OpenClaude MCP OAuth State Validation Bypass Leading to Denial-of-Service

A vulnerability in OpenClaude's MCP authentication flow allows for an OAuth state validation bypass, leading to a denial-of-service condition. The issue arises because the authentication process relies on a temporary local HTTP server to manage OAuth callbacks. To mitigate CSRF attacks, the server checks the 'state' parameter against a stored value. However, a logic flaw in the conditional checks enables an attacker to bypass this validation entirely. By sending a request with an 'error' parameter, the attacker can force the server to shut down, disrupting the user's authentication session without needing to know the 'state' value.

Impact

Exploiting this vulnerability terminates the user's OAuth session and shuts down the local callback server, causing a denial-of-service condition. The attack can be executed remotely through a malicious web page that initiates a cross-origin request, taking advantage of the CSRF vulnerability.

Reproduction

The vulnerability can be reproduced by saving a provided proof-of-concept script as 'poc.js' and running it with Node.js.
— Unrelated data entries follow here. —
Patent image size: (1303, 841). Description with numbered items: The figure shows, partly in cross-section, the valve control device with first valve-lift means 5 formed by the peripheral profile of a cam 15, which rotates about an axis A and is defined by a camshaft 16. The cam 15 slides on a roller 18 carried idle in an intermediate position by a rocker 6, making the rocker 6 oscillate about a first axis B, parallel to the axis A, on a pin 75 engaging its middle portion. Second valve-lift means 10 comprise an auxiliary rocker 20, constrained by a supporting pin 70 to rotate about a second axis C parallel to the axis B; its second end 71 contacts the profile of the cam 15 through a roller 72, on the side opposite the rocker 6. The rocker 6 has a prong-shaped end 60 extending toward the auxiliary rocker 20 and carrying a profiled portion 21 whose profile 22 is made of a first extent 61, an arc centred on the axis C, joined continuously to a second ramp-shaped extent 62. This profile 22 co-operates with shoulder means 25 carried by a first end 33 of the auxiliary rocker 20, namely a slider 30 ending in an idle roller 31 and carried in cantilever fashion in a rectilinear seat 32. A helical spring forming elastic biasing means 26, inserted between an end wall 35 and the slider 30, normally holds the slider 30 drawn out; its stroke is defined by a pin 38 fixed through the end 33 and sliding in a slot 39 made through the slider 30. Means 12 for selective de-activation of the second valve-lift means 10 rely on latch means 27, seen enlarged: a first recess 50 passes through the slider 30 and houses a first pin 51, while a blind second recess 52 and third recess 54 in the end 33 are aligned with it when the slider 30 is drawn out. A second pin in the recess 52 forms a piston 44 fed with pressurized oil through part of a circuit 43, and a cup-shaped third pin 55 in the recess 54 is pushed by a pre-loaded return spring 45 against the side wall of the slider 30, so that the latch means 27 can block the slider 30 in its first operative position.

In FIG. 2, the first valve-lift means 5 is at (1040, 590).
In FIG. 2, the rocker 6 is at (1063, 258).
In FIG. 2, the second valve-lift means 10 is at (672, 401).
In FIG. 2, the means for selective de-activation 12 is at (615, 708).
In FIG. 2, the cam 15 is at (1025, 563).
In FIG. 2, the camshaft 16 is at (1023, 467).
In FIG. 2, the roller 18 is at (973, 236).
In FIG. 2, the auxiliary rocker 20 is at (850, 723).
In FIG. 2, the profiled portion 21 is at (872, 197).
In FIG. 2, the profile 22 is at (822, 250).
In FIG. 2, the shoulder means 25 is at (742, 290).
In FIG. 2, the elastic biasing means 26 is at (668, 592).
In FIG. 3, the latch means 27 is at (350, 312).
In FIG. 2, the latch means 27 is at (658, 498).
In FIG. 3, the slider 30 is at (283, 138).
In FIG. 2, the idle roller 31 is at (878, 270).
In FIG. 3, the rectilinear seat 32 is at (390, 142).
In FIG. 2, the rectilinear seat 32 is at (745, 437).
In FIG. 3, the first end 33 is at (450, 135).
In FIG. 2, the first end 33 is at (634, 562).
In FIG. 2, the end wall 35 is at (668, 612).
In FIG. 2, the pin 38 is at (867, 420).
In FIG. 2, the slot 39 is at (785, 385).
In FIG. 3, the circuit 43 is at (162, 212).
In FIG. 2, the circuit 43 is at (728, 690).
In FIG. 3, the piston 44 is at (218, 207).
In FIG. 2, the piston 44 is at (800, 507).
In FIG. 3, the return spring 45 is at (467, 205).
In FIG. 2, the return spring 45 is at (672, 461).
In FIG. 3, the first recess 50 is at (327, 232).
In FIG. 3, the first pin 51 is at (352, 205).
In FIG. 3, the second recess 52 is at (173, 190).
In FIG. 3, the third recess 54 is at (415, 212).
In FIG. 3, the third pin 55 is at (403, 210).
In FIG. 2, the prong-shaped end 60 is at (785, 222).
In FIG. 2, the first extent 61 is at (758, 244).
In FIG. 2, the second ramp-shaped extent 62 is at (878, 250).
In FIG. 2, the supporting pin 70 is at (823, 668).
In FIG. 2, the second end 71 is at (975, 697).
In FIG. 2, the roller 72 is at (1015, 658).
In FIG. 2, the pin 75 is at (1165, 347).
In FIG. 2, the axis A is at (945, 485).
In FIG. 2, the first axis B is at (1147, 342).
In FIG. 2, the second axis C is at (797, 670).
This script sets up a local server that listens for OAuth callbacks. Once the server is running, a curl command can be used to send a request that includes the 'error' parameter. This request will bypass the state validation and cause the server to shut down, demonstrating the vulnerability.

Remediation

Users can update to OpenClaude version 0.5.1, which addresses this vulnerability by repositioning the state validation check to occur before any error parameters are processed.